L’allenamento Gag, introdotto in un periodo relativamente recente tra i workout proposti nelle palestre italiane, permettere di svolgere esercizi per gambe, addominali e glutei specifici, mirati. Quelle di addome, gambe e glutei sono infatti le zone che più fanno disperare le donne che desiderano un fisico asciutto e sano: la combinazione di esercizi Gag consente proprio di concentrarsi su questi punti critici e di bruciare il grasso superfluo, di migliorare la microcircolazione delle gambe e di combattere così anche gli inestetismi della cellulite.

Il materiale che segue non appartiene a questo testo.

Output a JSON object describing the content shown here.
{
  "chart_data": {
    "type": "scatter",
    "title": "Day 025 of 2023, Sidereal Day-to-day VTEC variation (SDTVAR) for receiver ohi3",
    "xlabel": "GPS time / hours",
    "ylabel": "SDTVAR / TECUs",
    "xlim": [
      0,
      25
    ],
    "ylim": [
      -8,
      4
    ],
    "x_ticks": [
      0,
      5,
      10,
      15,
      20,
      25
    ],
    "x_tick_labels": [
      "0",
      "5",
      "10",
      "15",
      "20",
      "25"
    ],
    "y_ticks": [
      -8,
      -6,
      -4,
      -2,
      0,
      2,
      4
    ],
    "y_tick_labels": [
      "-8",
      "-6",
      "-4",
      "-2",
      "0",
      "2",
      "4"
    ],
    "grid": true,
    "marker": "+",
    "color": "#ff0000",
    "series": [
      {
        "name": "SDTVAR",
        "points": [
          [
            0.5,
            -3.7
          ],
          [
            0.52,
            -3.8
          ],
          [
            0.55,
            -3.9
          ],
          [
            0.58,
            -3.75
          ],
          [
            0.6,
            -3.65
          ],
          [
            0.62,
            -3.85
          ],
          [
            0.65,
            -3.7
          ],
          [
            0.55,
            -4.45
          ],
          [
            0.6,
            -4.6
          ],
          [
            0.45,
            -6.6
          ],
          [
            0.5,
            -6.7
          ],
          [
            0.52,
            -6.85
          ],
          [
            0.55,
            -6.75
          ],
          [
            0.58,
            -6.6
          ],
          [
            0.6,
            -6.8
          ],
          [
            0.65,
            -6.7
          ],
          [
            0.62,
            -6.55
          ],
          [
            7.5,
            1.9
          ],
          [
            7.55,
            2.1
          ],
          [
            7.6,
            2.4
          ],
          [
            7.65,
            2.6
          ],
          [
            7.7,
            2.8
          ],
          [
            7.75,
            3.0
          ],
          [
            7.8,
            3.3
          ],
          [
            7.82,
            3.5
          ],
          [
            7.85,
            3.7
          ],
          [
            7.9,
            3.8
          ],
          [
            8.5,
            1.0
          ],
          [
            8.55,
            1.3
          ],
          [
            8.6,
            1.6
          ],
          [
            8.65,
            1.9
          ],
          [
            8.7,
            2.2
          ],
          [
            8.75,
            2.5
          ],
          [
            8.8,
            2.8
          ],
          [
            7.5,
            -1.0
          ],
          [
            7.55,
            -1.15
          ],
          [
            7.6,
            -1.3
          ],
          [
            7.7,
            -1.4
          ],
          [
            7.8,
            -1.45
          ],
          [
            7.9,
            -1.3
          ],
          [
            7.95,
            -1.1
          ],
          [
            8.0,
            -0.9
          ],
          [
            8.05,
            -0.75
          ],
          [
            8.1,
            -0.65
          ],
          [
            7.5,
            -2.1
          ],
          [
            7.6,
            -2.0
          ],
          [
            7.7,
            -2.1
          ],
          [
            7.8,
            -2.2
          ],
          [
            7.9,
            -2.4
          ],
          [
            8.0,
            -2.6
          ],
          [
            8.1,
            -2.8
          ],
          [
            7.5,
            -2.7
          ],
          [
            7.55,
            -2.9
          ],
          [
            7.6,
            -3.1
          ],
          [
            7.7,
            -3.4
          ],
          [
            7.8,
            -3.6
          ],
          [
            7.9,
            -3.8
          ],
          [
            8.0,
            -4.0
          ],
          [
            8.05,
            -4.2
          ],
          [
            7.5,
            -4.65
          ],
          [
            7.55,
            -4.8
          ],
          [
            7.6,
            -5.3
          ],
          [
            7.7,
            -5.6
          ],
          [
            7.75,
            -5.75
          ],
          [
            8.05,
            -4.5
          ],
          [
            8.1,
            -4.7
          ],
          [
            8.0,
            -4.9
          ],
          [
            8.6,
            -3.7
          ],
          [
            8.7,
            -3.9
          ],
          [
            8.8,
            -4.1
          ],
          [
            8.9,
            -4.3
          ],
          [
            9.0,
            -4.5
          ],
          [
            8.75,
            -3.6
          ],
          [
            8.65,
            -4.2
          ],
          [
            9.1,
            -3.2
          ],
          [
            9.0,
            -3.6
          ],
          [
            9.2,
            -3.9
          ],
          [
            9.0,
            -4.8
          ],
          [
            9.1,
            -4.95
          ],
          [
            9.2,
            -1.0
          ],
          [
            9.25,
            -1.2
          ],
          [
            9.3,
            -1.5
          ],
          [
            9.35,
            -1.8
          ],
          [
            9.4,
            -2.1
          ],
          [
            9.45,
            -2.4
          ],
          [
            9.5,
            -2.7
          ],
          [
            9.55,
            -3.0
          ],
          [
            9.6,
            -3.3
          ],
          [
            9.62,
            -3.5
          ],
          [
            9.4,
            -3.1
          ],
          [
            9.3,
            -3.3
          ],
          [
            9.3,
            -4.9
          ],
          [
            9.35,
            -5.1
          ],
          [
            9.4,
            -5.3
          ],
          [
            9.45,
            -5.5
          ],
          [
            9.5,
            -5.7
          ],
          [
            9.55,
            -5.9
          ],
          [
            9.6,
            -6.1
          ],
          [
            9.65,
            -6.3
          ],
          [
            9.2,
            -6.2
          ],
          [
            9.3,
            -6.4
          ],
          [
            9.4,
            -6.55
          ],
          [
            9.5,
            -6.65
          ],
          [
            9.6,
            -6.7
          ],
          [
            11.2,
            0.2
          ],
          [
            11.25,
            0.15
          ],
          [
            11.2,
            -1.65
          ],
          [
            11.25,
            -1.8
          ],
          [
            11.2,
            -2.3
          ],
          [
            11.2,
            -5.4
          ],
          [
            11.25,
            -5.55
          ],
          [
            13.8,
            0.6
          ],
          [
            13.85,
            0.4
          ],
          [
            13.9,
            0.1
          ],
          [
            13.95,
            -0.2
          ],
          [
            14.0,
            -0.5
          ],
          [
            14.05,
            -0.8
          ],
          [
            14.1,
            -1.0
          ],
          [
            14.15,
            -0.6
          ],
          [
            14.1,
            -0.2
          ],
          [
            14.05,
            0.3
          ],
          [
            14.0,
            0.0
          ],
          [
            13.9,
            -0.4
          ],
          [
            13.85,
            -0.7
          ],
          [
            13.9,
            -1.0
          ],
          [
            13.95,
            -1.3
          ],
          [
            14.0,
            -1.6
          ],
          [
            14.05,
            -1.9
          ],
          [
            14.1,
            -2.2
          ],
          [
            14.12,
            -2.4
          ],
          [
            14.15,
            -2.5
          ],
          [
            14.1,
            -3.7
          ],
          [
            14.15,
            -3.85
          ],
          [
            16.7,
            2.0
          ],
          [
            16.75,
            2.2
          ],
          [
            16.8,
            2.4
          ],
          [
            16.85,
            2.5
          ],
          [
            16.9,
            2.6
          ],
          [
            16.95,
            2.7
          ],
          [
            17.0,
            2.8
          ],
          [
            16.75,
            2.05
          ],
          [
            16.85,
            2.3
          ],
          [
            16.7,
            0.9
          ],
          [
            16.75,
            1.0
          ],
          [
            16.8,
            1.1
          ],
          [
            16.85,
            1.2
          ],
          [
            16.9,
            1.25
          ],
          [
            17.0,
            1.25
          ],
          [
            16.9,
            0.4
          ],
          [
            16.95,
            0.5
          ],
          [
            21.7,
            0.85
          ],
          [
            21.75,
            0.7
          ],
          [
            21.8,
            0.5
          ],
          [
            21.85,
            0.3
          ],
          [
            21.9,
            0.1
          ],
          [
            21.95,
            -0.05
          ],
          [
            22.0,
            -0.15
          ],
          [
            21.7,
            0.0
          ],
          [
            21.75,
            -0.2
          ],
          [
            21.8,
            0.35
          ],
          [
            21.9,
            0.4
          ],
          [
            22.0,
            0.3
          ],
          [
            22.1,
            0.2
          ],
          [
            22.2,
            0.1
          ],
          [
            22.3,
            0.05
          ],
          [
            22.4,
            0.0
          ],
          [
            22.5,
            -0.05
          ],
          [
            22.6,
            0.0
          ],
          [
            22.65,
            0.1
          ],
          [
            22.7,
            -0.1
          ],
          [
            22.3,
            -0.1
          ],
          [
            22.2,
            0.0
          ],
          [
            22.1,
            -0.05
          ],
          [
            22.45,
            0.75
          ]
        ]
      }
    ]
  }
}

Per avere un corpo tonico, con muscoli scattanti e grasso superfluo ridotto al minimo, il workout Gag è l’allenamento perfetto, da unire a una dieta corretta e uno stile di vita salutare. Abbiamo chiesto ai master fitness trainer Marco Giannuzzi e Tania Simonetti, della palestra romana H2o Concept, di illustrare in un video tutorial per DireDonna un micro circuito Gag per gambe, addominali e glutei che si prefigga di fare un lavoro completo ed efficace.

Come eseguire il micro circuito gag per gambe, addominali e glutei

Gli esercizi per gambe, addominali e glutei spiegati nel video tutorial sono a corpo libero, e quindi possono essere eseguiti anche a casa su un tappetino da fitness, preceduti dal giusto riscaldamento e seguiti dal necessario stretching.

Siete ora pronti per i vostri esercizi del micro circuito gag per gambe, addominali e glutei.

  1. Esercizio per i glutei. Mettetevi in ginocchio con i gomiti appoggiati a terra, estendete una gamba indietro e fate 10 estensioni per gamba; finite le 20 estensioni totali vi fermate e recuperate.
  2. Esercizio per le gambe. Vi posizionate in piedi, i talloni alla larghezza delle spalle, le punte dei piedi verso l’esterno, le mani sui fianchi. Piegate le gambe, quando scendete prendete aria e quando salite soffiate, sempre mantenendo schiena dritta, spalle lontane dalle orecchie e i talloni appoggiati bene a terra. Di questo esercizio eseguite 10 squat e vi fermate.
  3. Esercizio per gli addominali. Vi sdraiate, con la pianta dei piedi in appoggio a terra e le mani dietro la nuca: eseguite ora 20 contrazioni per gli addominali, espirando mentre salite e inspirando quando tornate giù, poi vi fermate per recuperare. Eseguite tutti e tre gli esercizi per 3/4 volte.